Intervention de Françoise Gatel

Réunion du 12 octobre 2016 à 21h30
Égalité et citoyenneté — Article 37

Photo de Françoise GatelFrançoise Gatel, rapporteur :

Il est nécessaire de rétablir une responsabilité civile, comme il en existait une jusqu’en 2000. Cela ne remettra pas en cause l’équilibre de la loi de 1881.

Comme je l’ai précisé tout à l’heure, nous avons clairement exonéré les journalistes professionnels, les pigistes et les correspondants régionaux de presse de cette responsabilité civile, afin qu’ils ne puissent faire l’objet de recours abusifs. Je rappelle que notre propos vise ceux que l’on appelle les « corbeaux numériques ». L’amendement fait référence aux journalistes dits professionnels tels que définis dans la loi visant à renforcer la liberté, l’indépendance et le pluralisme des médias, qui a été définitivement adoptée par l’Assemblée nationale le 6 octobre dernier.

Monsieur le ministre, vous souhaitez supprimer les dispositions introduites par les amendements déposés par MM. Pillet, Mohamed Soilihi et Richard, visant en effet à revenir sur une jurisprudence de 2000 de la Cour de cassation qui a éradiqué la responsabilité civile de droit commun dans le domaine des abus de la liberté d’expression.

La Cour de cassation a d’abord soumis au formalisme de la loi de 1881 les assignations en matière civile, puis a interdit toute réparation d’un dommage né d’un abus de la liberté d’expression sur le fondement de l’article 1382, devenu 1240, du code civil.

Je rappelle que telle n’était absolument pas l’intention des rédacteurs de la loi du 29 juillet 1881, qui est une loi pénale. « L’action civile devant les tribunaux civils ne peut être évidemment régie que par les règles du code de procédure civile », écrivait en 1911 Georges Barbier dans le Code expliqué de la presse.

Monsieur le ministre, vous arguez que cette unification est justifiée.

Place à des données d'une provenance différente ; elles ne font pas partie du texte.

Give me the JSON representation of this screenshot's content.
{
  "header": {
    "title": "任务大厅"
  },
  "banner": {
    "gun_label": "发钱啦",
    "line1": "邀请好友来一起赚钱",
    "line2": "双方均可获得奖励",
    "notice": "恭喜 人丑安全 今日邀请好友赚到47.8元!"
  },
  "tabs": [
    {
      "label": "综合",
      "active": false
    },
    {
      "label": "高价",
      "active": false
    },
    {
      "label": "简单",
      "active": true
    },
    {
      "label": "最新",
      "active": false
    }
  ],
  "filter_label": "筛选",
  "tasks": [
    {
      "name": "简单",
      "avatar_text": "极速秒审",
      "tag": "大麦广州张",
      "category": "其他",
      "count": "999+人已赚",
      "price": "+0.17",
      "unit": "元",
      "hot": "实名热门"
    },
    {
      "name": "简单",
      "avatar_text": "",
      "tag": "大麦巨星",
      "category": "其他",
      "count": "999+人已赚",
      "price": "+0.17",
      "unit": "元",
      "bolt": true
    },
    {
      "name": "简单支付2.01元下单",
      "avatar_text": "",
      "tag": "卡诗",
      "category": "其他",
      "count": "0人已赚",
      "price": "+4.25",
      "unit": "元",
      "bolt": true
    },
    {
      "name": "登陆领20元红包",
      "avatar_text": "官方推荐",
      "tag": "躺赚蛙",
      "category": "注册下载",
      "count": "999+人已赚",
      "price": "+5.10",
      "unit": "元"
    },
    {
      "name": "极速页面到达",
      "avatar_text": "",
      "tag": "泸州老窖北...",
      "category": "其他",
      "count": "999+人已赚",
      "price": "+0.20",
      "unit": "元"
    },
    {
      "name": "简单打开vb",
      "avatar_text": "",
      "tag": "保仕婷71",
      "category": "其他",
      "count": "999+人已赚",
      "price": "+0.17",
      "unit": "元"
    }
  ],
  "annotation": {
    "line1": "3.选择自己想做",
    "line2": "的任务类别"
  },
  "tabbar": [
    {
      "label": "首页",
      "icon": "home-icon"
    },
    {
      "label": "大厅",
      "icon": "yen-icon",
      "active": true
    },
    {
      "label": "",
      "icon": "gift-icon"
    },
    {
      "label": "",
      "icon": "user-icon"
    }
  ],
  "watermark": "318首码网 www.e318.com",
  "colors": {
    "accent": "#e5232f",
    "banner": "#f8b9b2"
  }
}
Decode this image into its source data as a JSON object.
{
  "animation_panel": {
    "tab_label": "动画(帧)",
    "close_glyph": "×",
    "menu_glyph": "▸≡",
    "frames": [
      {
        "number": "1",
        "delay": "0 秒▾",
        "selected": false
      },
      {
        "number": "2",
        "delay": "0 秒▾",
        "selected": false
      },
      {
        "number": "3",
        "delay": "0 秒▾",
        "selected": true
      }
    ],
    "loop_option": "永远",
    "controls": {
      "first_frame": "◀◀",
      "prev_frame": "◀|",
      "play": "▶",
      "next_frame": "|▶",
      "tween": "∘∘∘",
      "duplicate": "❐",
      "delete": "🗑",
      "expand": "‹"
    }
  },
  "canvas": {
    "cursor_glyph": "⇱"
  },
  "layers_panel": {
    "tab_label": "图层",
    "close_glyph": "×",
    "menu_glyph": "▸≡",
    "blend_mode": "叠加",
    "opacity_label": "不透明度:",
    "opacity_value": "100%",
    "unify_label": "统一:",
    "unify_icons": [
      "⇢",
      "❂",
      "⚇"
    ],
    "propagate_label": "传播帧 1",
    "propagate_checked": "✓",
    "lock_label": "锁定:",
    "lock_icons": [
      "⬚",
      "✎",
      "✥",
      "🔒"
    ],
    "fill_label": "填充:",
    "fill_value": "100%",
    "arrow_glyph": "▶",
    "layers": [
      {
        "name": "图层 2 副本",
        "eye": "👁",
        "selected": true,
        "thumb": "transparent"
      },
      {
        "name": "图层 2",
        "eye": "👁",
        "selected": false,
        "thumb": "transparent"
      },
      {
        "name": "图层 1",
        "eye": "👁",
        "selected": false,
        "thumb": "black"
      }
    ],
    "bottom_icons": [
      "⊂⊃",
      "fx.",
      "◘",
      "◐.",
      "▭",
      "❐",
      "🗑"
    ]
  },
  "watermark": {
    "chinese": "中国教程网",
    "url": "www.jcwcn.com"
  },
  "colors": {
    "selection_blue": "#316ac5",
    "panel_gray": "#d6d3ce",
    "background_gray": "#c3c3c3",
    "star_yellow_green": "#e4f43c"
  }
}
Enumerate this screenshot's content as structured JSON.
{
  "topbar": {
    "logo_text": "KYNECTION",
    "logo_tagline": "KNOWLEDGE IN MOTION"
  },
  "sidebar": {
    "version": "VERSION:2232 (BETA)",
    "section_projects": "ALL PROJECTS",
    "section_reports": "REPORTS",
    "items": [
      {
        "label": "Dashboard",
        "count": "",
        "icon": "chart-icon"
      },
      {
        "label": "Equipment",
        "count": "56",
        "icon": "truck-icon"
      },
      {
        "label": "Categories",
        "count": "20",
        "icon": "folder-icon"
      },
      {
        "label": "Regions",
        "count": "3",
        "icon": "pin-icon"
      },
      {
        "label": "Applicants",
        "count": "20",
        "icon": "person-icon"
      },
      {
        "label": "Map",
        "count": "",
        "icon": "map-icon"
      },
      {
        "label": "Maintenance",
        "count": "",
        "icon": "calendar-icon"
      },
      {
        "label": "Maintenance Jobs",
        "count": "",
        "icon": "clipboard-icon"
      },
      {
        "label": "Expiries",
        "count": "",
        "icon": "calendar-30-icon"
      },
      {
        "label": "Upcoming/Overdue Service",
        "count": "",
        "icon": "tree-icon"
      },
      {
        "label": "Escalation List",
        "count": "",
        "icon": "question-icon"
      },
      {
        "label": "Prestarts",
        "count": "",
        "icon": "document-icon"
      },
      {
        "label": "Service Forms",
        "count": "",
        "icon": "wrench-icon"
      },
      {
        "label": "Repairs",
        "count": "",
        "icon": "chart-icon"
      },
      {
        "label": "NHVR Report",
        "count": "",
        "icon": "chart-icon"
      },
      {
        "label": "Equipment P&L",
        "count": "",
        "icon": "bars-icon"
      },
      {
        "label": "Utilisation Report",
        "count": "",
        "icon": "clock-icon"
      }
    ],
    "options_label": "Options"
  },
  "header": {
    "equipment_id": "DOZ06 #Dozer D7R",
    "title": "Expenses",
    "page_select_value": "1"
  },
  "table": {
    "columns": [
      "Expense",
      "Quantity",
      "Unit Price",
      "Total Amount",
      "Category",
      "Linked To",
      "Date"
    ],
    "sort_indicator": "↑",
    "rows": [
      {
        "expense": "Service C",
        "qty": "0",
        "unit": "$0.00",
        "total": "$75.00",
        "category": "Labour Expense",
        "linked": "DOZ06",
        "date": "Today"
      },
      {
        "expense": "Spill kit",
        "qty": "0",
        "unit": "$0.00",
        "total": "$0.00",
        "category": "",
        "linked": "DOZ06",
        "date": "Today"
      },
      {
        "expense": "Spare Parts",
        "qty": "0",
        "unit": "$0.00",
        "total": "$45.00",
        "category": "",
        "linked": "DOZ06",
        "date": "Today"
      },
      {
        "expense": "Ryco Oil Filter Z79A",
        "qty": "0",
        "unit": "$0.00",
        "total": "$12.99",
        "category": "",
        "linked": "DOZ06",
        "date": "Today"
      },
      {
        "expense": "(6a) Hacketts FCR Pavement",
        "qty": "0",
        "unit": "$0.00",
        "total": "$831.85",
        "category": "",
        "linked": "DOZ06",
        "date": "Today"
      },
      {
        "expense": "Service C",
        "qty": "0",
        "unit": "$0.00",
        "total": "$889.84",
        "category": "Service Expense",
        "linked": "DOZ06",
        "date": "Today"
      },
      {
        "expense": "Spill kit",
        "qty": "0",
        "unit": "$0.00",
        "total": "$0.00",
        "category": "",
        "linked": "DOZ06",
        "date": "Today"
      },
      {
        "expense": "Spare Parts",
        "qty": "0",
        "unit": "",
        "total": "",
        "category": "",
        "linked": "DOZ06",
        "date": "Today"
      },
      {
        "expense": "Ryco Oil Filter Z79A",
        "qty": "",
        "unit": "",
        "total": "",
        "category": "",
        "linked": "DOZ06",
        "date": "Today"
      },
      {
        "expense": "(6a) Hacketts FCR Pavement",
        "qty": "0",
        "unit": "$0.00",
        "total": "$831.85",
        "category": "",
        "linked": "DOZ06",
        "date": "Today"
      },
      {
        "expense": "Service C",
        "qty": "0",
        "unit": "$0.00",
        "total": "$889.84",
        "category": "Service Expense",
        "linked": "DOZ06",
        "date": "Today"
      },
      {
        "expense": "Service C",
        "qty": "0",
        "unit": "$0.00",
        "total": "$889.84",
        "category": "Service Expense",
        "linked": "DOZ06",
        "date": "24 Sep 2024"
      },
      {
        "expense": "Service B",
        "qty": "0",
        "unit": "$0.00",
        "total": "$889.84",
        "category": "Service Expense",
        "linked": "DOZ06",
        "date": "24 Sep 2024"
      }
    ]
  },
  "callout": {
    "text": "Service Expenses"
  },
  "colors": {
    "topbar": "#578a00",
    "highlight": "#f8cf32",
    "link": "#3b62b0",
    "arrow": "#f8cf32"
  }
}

Il me semble toutefois qu’il s’agit non pas d’une unification, mais d’une disparation de la responsabilité civile, qui plus est dépourvue de fondement légal. Elle prive de réparation des personnes affectées par un dommage.

Je trouverais regrettable de supprimer purement et simplement ces dispositions alors que l’on s’accorde de façon unanime, me semble-t-il, à estimer que la Cour de cassation est allée très loin.

Je crois savoir que la direction des affaires civiles et du sceau avait proposé à MM. Pillet et Mohamed Soilihi trois pistes de réflexion concernant cette jurisprudence, qui avait même été qualifiée de « très critiquable et critiquée ».

La première solution suggérée consistait en une autonomisation de la responsabilité civile pour abus de la liberté d’expression, pouvant prendre la forme d’un alinéa ou d’un article supplémentaire à la loi du 29 juillet 1881 indiquant expressément qu’elle n’est pas exclusive de l’application du droit commun de la responsabilité civile.

La deuxième solution, plus protectrice de la liberté de la presse mais moins protectrice des droits des victimes, était de neutraliser la jurisprudence la plus excessive de la Cour de cassation pour préciser dans la loi de 1881 que les abus de la liberté d’expression qui ne sont pas incriminés peuvent être réparés sur le fondement du droit commun de la responsabilité civile.

La troisième solution envisagée consistait en la dépénalisation des infractions relatives à la législation de la presse, notamment de la diffamation, pour soumettre les demandes en réparation uniquement au régime de la responsabilité de droit commun.

Monsieur le ministre, je constate de vives tentations de prendre fait et cause pour les journalistes, dont, je le répète, nous n’attaquons nullement les libertés, et de mener une nouvelle campagne de dénigrement du Sénat, accusé d’être liberticide.

Je comprendrais que l’on me dise qu’il n’est pas possible de procéder à une réforme aussi importante au travers de ce texte, mais je ne peux accepter que la proposition contenue dans les amendements transpartisans de MM. Pillet, Richard et Mohamed Soilihi soit balayée d’un revers de la main par le Gouvernement, alors qu’un grand nombre de juristes, au sein même de la Chancellerie, reconnaissent qu’une réforme est sans doute nécessaire.